Comment 11 for bug 1767105

Revision history for this message
In , Rafael David Tinoco (rafaeldtinoco) wrote :

Max or Eric,

Are there any changes in status of this bug ?

I can corroborate to what Max said, and proposed, since I'm analysing a dump that was brought to me, exactly in this situation (and also could find another old bug with the same race condition):

https://bz.apache.org/bugzilla/show_bug.cgi?id=58483

These are my notes so far:

Problem summary:

apr_rmm_init acts as a relocatable memory management initialization

it is used in: mod_auth_digest and util_ldap_cache

From the dump was brought to my knowledge, in the following sequence:

- util_ldap_compare_node_copy()
- util_ald_strdup()
- apr_rmm_calloc()
- find_block_of_size()

Had a "cache->rmm_addr" with no lock at "find_block_of_size()"

cache->rmm_addr->lock { type = apr_anylock_none }

And an invalid "next" offset (out of rmm->base->firstfree).

This rmm_addr was initialized with NULL as a locking mechanism:

From apr-utils:

apr_rmm_init()

    if (!lock) { <-- 2nd argument to apr_rmm_init()
        nulllock.type = apr_anylock_none; <--- found in the dump
        nulllock.lock.pm = NULL;
        lock = &nulllock;
    }

From apache:

# mod_auth_digest

    sts = apr_rmm_init(&client_rmm,
                       NULL, /* no lock, we'll do the locking ourselves */
                       apr_shm_baseaddr_get(client_shm),
                       shmem_size, ctx);

# util_ldap_cache

        result = apr_rmm_init(&st->cache_rmm, NULL,
                              apr_shm_baseaddr_get(st->cache_shm), size,
                              st->pool);

It appears that the ldap module chose to use "rmm" for memory allocation, using
the shared memory approach, but without explicitly definiting a lock to it.
Without it, its up to the caller to guarantee that there are locks for rmm
synchronization (just like mod_auth_digest does, using global mutexes).
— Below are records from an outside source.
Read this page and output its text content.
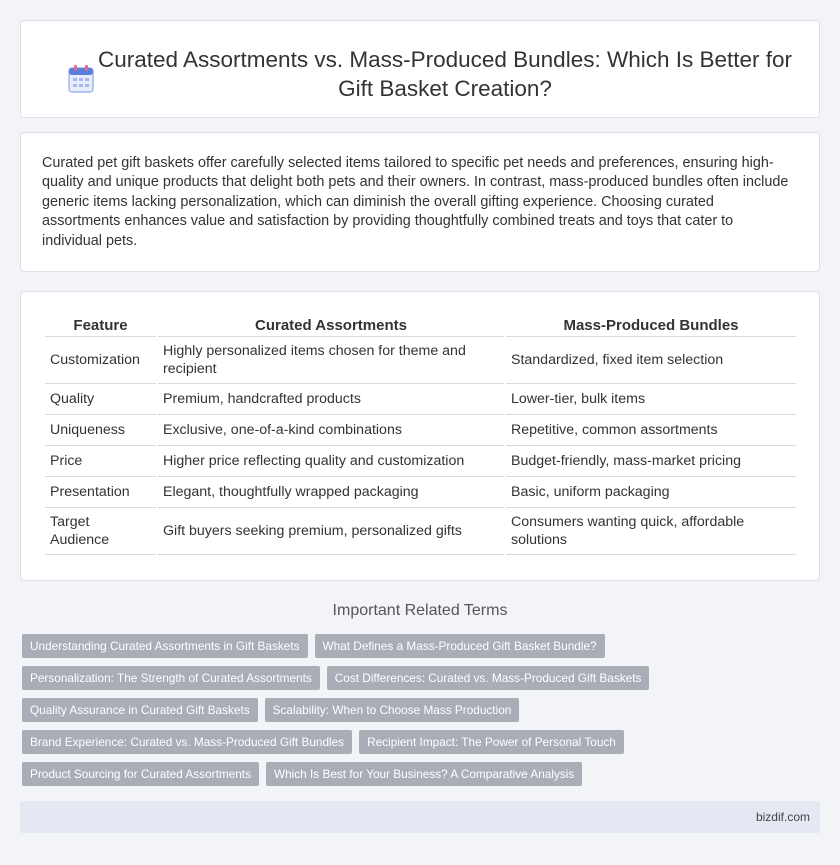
Curated Assortments vs. Mass-Produced Bundles: Which Is Better for Gift Basket Creation?

Curated pet gift baskets offer carefully selected items tailored to specific pet needs and preferences, ensuring high-quality and unique products that delight both pets and their owners. In contrast, mass-produced bundles often include generic items lacking personalization, which can diminish the overall gifting experience. Choosing curated assortments enhances value and satisfaction by providing thoughtfully combined treats and toys that cater to individual pets.

Feature	Curated Assortments	Mass-Produced Bundles
Customization	Highly personalized items chosen for theme and recipient	Standardized, fixed item selection
Quality	Premium, handcrafted products	Lower-tier, bulk items
Uniqueness	Exclusive, one-of-a-kind combinations	Repetitive, common assortments
Price	Higher price reflecting quality and customization	Budget-friendly, mass-market pricing
Presentation	Elegant, thoughtfully wrapped packaging	Basic, uniform packaging
Target Audience	Gift buyers seeking premium, personalized gifts	Consumers wanting quick, affordable solutions
Important Related Terms
Understanding Curated Assortments in Gift Baskets	What Defines a Mass-Produced Gift Basket Bundle?
Personalization: The Strength of Curated Assortments	Cost Differences: Curated vs. Mass-Produced Gift Baskets
Quality Assurance in Curated Gift Baskets	Scalability: When to Choose Mass Production
Brand Experience: Curated vs. Mass-Produced Gift Bundles	Recipient Impact: The Power of Personal Touch
Product Sourcing for Curated Assortments	Which Is Best for Your Business? A Comparative Analysis
bizdif.com
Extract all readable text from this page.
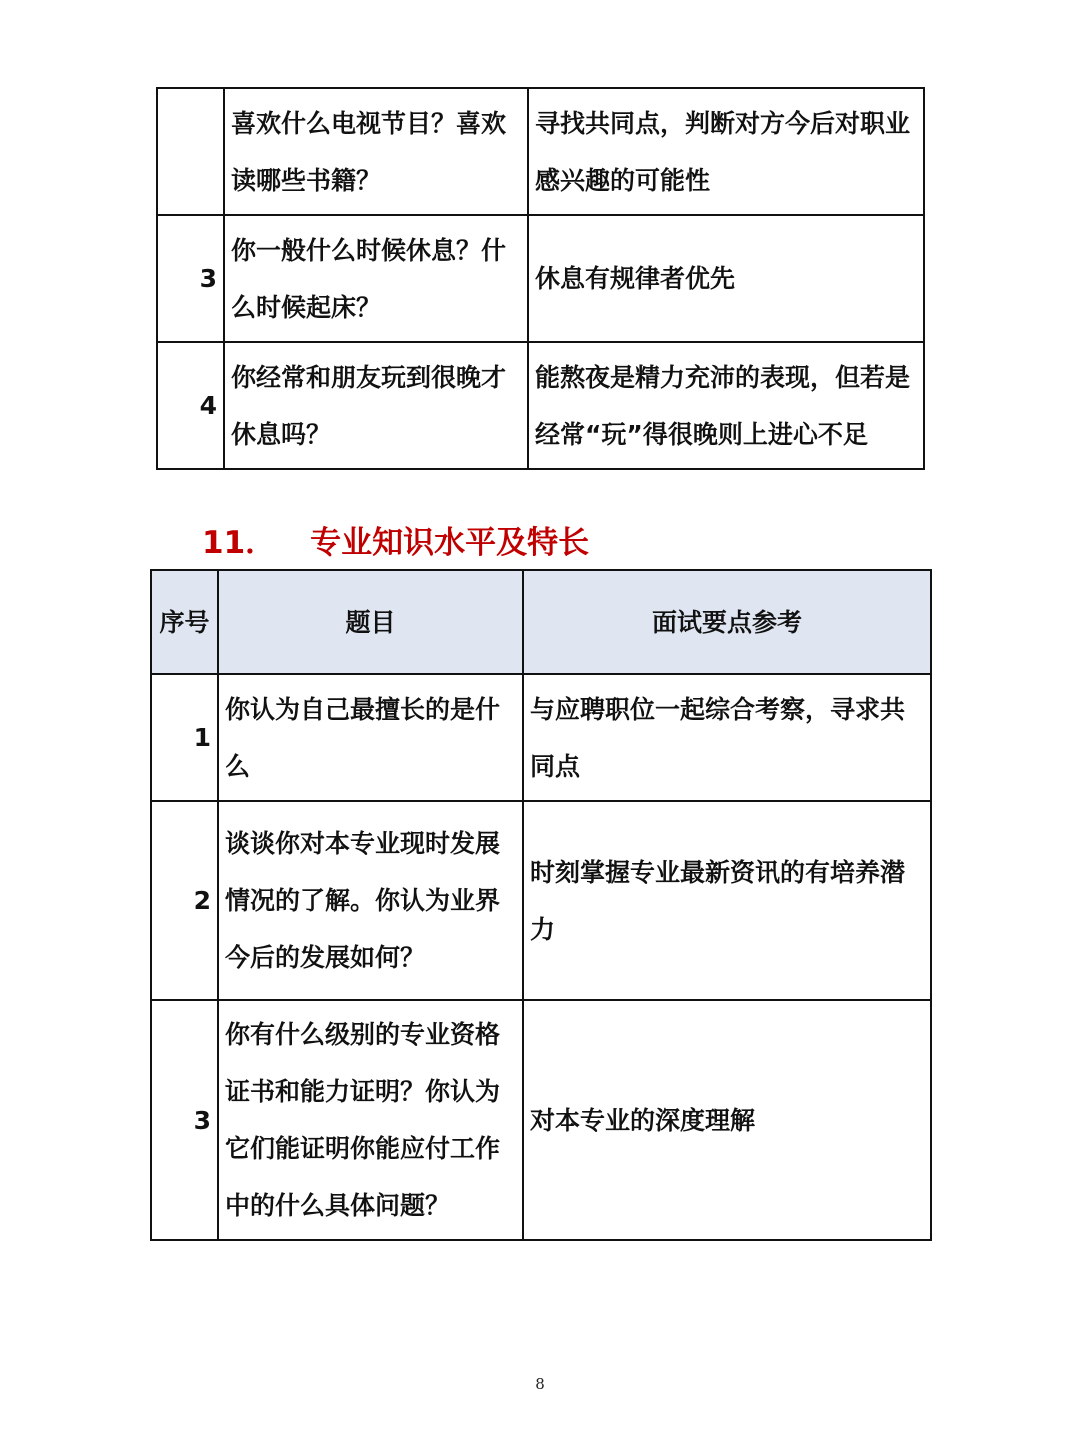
	喜欢什么电视节目？喜欢读哪些书籍？	寻找共同点，判断对方今后对职业感兴趣的可能性
3	你一般什么时候休息？什么时候起床？	休息有规律者优先
4	你经常和朋友玩到很晚才休息吗？	能熬夜是精力充沛的表现，但若是经常“玩”得很晚则上进心不足
11． 专业知识水平及特长
序号	题目	面试要点参考
1	你认为自己最擅长的是什么	与应聘职位一起综合考察，寻求共同点
2	谈谈你对本专业现时发展情况的了解。你认为业界今后的发展如何？	时刻掌握专业最新资讯的有培养潜力
3	你有什么级别的专业资格证书和能力证明？你认为它们能证明你能应付工作中的什么具体问题？	对本专业的深度理解
8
Because of that, there was a race condition in "find_block_of_size" and a call
touching "rmm->base->firstfree", possibly "move_block()", in a multi-threaded
apache environment, since there were no lock guarantees inside rmm logic (lock
was "apr_anylock_none" and the locking calls don't do anything).

In find_block_of_size:

    apr_rmm_off_t next = rmm->base->firstfree;

We have:

    rmm->base->firstfree
 Decimal:356400
 Hex:0x57030

But "next" turned into:

Name : next
 Decimal:8320808657351632189
 Hex:0x737973636970653d

Causing:

        struct rmm_block_t *blk = (rmm_block_t*)((char*)rmm->base + next);

        if (blk->size == size)

To segfault.